La Doña recibía a mi hija de cinco años en el camerino con un abrazo dulce y apretujado, y esa voz rasposa que alegre pronunciaba: “hola preciosaaa”. Entonces, ambas iniciaban un viaje rociado de fulgores dorados, tintineos y destellos de plata.
La Doña, un personaje de farsa que imitaba a María Félix, ante el espejo se pintaba los labios de rojo Venecia, acomodaba su blusa negra de cuello alto, ensartaba las peinetas en sus espesos bucles negros, delineaba sus cejas y, de pronto, abría un cofre: iban saliendo brazaletes, anillos, collares, una constelación de alhajas de fantasía con que se ponía guapa, y que mi hija miraba con una sonrisa muda y estática: el gesto azorado de una niña a punto de entrar en un cuento verdadero.
Y es que si bien Nocturninos, el programa de TV del que yo era parte, iniciaría en minutos, La Doña se daba tiempo para llenar de “joyas” a mi hija.
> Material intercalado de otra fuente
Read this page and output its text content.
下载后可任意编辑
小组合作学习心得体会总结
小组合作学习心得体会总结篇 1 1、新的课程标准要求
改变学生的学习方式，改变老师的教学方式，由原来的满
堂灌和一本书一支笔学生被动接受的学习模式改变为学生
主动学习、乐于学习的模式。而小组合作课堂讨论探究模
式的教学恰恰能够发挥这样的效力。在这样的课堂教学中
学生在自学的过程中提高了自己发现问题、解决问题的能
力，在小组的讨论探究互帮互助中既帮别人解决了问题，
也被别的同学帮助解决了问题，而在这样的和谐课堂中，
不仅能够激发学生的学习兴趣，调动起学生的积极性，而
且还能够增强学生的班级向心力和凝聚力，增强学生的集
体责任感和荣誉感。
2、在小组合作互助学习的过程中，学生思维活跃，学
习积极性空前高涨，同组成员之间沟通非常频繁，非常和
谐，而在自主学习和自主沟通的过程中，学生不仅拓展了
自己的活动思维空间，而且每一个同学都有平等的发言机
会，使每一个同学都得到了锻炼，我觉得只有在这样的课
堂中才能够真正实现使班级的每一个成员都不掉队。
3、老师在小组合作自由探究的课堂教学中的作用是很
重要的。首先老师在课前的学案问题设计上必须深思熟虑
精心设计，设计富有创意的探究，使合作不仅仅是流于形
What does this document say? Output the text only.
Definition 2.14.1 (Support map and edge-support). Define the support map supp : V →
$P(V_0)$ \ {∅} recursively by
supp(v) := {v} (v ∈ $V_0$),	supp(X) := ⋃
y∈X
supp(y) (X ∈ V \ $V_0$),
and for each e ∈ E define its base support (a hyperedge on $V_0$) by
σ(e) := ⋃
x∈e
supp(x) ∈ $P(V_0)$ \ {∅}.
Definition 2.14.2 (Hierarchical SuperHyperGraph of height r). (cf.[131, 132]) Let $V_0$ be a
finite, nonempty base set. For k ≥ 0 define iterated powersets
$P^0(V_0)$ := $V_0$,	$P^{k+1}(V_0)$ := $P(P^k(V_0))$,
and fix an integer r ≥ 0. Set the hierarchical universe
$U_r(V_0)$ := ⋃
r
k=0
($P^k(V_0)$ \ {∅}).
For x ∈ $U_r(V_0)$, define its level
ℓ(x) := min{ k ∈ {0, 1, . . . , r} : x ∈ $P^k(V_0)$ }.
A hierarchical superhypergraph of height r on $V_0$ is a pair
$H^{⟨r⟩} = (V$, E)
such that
Enseguida, ya proclamada princesa –según todas las leyes de la Constitución de las Princesas-, la pequeña se sentaba en un sillón del foro a observarnos. A las 23:30, Horacio Villalobos y los otros tres conductores abríamos la transmisión con este tarareo: Tarararará-tarantán-tarantán-tan-tan (ellos lo negaban, pero yo era el que mejor cantaba). En ese instante, hecha una diosa de tacones y con un salto de potencia masculina, La Doña entraba a cuadro para alburearnos y hacernos unos arrumacos. Todo en vivo.
Una noche al acabar el programa, en el auto rumbo a casa, mi hija me cuestionó: “Papá, La Doña tiene voz de hombre. ¿Es hombre?”. “Sí –le aclaré-, es hombre y en realidad se llama Daniel” “¿Y por qué se viste de mujer?”, preguntó. “Es actor, y un actor, aunque sea hombre, puede interpretar el personaje de una mujer. O de dragón o flor. Debe actuar de lo que sea”. Me oyó sin decir nada y se quedó dormida.
En enero pasado el fantástico programa acabó, y esa tristeza yo la superé más rápido que mi hija. “Papi, quiero ver a Daniel”, me pedía.
Daniel Vives es un tipo adorable: posee una increíble destreza para que te sientas querido, y una inteligencia de bisturí que con unas cuantas palabras te hace comprender tus dolores. Pero pasó el tiempo y dejé de verlo.
De igual manera, fuera del escenario suele maquillarse y usar ropa femenina (una vez lo vi con una camisa con aditamentos que simulaban el busto). Por eso, cuando hace poco acordé con él reencontrarnos los tres para tomar un helado en Plaza Delta, pensé: tengo que saber qué respondo a mi hija si, sorprendida de que también en la vida real Daniel es de ese modo, me pregunta, “¿Por qué si no está actuando se viste como mujer?”.
Y yo me pregunté cómo debe un papá explicar a una menor de cinco años la homosexualidad y, más aún, ese tipo de homosexualidad. Ensayé varias respuestas y ninguna me gustaba: las sentía tontas, burdas, ridículamente sociológicas; todas fuera del alcance de una niña que aún iba al kinder. Mis neuronas chocaron hasta formar una horrible plasta y resignado me dije: “Cuando ocurra veré qué le contesto”.
Hace unas semanas finalmente nos vimos: en el restaurante, Daniel le regaló a mi hija un elefantito de la suerte plateado. Dibujaron con crayolas, se abrazaron, platicaron y bromearon. Ni durante el encuentro, ni después, a la nena se le ocurrió preguntar por qué su amigo había llegado con rimel, labios pintados y playera de mujer.
En el auto, de vuelta a casa, escuché: “Papi, tengo que explicarte algo”. “Dime”, contesté viéndola por el retrovisor. “Daniel es hombre –me dijo-, pero le gusta ser mujer”.